Still in the experimental stages, the procedure was successfully performed to meet the needs of a patient who could not tolerate transesophageal echocardiogram. Imaging was performed via echocardiogram through a vein instead. Because the patient did not need to be on a breathing machine, he underwent the procedure under only local anesthesia and recovered well, Dr. Harvey reports.
Getting patients off blood thinners while still mitigating their risk of blood clots results in substantial health benefits. Dr. Harvey gives a telling example.
“Like some heart medication therapies, the prolonged use of blood thinners can be problematic,” he says. “They prevent or reduce the risk of clots in the left atrial appendage, yes. But the oldest patients can experience bruising on their arms, and there is a risk of a life-threatening bleed in a small percentage of patients.”
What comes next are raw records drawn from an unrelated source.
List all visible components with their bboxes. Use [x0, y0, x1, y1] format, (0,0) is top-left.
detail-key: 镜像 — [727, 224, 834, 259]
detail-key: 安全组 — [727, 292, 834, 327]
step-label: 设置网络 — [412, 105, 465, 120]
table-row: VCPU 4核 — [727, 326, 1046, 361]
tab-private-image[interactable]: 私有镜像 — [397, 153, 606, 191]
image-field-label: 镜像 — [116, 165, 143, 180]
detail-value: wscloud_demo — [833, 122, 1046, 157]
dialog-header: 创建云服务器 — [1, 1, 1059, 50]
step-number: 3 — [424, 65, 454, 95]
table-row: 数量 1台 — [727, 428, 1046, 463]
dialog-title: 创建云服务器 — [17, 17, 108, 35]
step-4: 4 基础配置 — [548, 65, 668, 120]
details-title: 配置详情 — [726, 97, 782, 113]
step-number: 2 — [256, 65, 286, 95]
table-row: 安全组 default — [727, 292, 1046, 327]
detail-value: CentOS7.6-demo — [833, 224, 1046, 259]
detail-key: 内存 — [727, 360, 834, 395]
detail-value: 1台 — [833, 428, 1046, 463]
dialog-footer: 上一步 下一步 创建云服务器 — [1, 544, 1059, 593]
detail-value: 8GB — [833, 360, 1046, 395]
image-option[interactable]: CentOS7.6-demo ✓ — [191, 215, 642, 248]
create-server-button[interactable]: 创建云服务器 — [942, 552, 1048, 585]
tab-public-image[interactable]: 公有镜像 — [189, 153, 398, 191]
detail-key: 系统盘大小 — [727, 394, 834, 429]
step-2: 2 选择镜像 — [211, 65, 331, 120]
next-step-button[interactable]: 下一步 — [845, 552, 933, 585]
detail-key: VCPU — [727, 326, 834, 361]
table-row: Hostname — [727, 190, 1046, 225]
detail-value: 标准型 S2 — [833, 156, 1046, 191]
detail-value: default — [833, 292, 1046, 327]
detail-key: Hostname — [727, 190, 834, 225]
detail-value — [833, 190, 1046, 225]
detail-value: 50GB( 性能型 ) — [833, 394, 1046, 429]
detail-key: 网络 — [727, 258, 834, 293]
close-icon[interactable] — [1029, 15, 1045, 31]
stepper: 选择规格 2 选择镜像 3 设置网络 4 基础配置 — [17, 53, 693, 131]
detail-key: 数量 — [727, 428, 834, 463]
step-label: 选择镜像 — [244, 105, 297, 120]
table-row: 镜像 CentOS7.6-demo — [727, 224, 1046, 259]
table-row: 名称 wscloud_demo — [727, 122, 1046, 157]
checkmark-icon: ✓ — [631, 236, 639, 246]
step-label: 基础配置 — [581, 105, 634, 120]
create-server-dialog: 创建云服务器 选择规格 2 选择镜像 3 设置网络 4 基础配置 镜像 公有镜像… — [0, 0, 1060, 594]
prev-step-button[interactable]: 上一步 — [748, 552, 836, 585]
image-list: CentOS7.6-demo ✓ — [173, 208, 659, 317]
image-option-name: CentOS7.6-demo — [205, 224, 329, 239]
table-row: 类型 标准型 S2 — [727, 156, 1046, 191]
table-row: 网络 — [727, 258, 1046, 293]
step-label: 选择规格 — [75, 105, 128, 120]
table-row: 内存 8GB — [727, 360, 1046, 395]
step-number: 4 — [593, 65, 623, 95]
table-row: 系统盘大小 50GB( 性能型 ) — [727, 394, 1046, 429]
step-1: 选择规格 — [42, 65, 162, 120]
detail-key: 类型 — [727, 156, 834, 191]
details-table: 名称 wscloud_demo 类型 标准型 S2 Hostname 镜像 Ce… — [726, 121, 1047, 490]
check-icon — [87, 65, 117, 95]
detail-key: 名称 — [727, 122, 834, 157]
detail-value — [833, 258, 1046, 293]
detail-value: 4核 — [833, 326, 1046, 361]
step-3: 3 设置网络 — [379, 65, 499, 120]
The WATCHMAN device has radically improved treatment for patients in those categories.
“With the WATCHMAN, after the first 15 or 20 procedures, we began to receive enormous amounts of gratitude from patients, and they started coming to us asking to get off their blood thinners — as much for the quality-of-life improvement as the survival benefit,” Dr. Harvey adds. “We are humbled by how much we can positively affect the quality of life of our patients.”